In this process oxygen is usually absorbed from the air in considerable quantities, but fermentation can occur in saccharine solutions even when oxygen is excluded, though under such conditions the torula grows slowly. When plenty of oxygen is present, and the layer of fluid shallow, the torula grows luxuriantly, but there is very little fermentative change; while, on the other hand, when free oxygen is excluded the torula grows slowly, but there is marked fermentation.

Another plant nearly allied to yeast is the mycoclerma vini, the ferment which changes alcohol into acetic acid.

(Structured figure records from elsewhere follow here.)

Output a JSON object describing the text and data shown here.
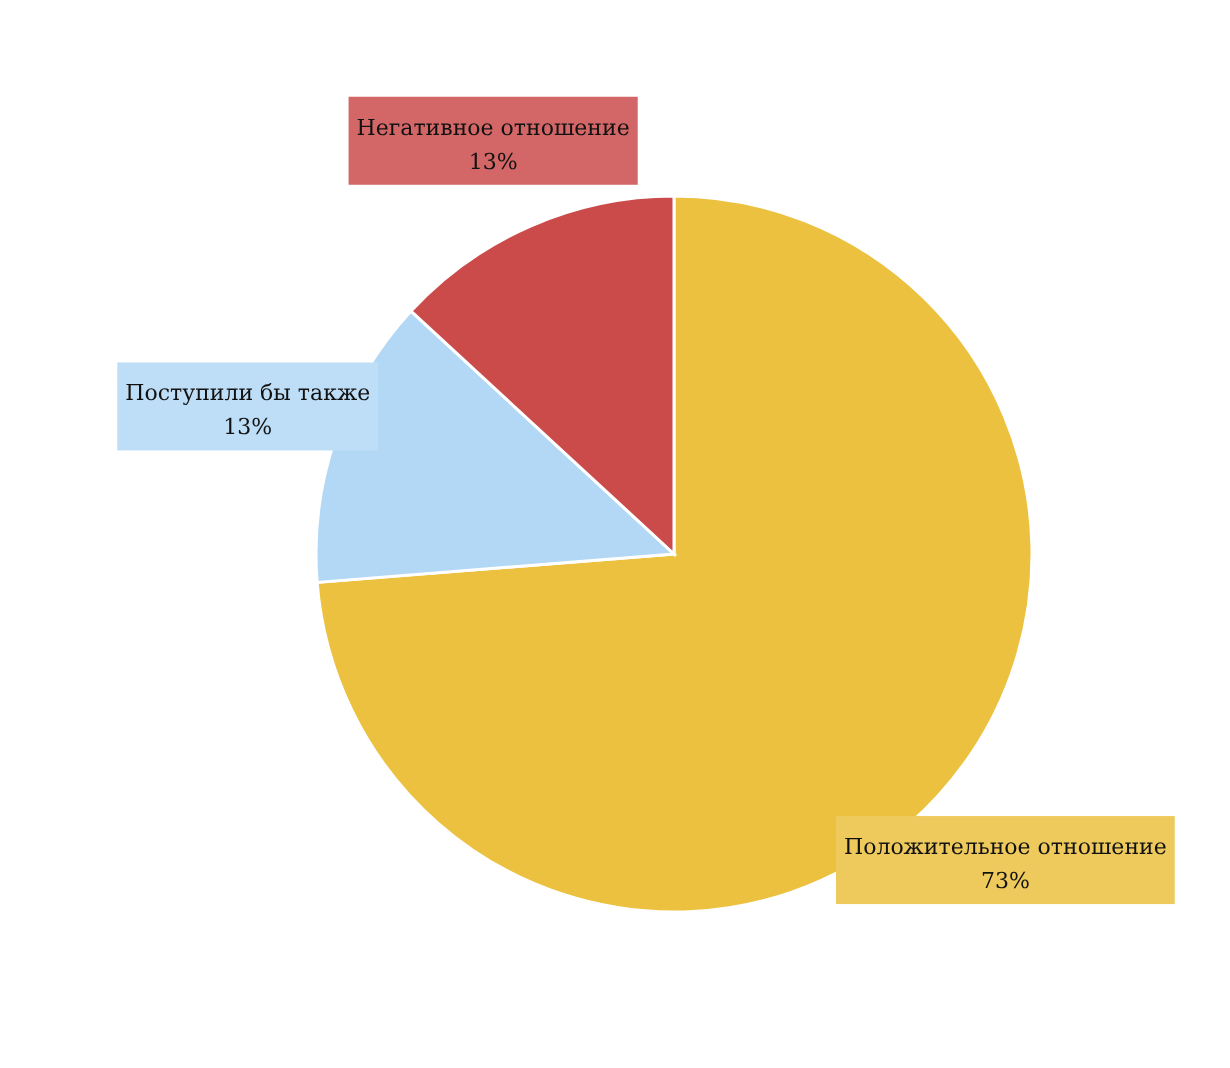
{
  "chart_data": {
    "type": "pie",
    "categories": [
      "Положительное отношение",
      "Поступили бы также",
      "Негативное отношение"
    ],
    "values": [
      73,
      13,
      13
    ],
    "colors": [
      "#ebc13f",
      "#b3d8f5",
      "#cb4b4b"
    ],
    "value_labels": [
      "73%",
      "13%",
      "13%"
    ]
  }
}
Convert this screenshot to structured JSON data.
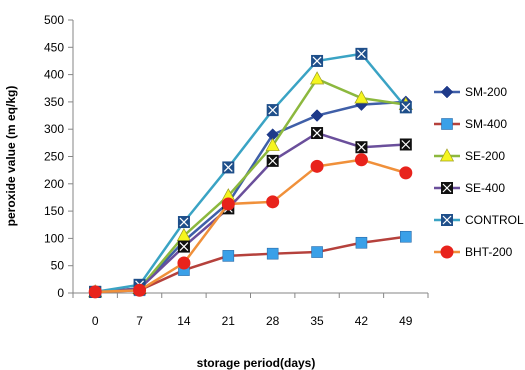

The myco-derma is not regarded by Naegeli as a species distinct from torula, and it is considered by Grawitz to be the same as the fungus found in the aphthous patches which occur about the mouth and throat of children suffering from thrush, although this fungus is usually said to be an oidium.

To test the action of drugs on alcoholic fermentation, equal quantities of a solution of grape sugar with yeast are introduced into two test-tubes, and to one of them a little of the substance to be tried is added. These are then inverted over mercury and kept in a warm place for several days. The amount of gas developed is then measured, and the power of the drug to prevent fermentation is estimated by the diminution in the amount of carbonic acid produced, as compared with the standard.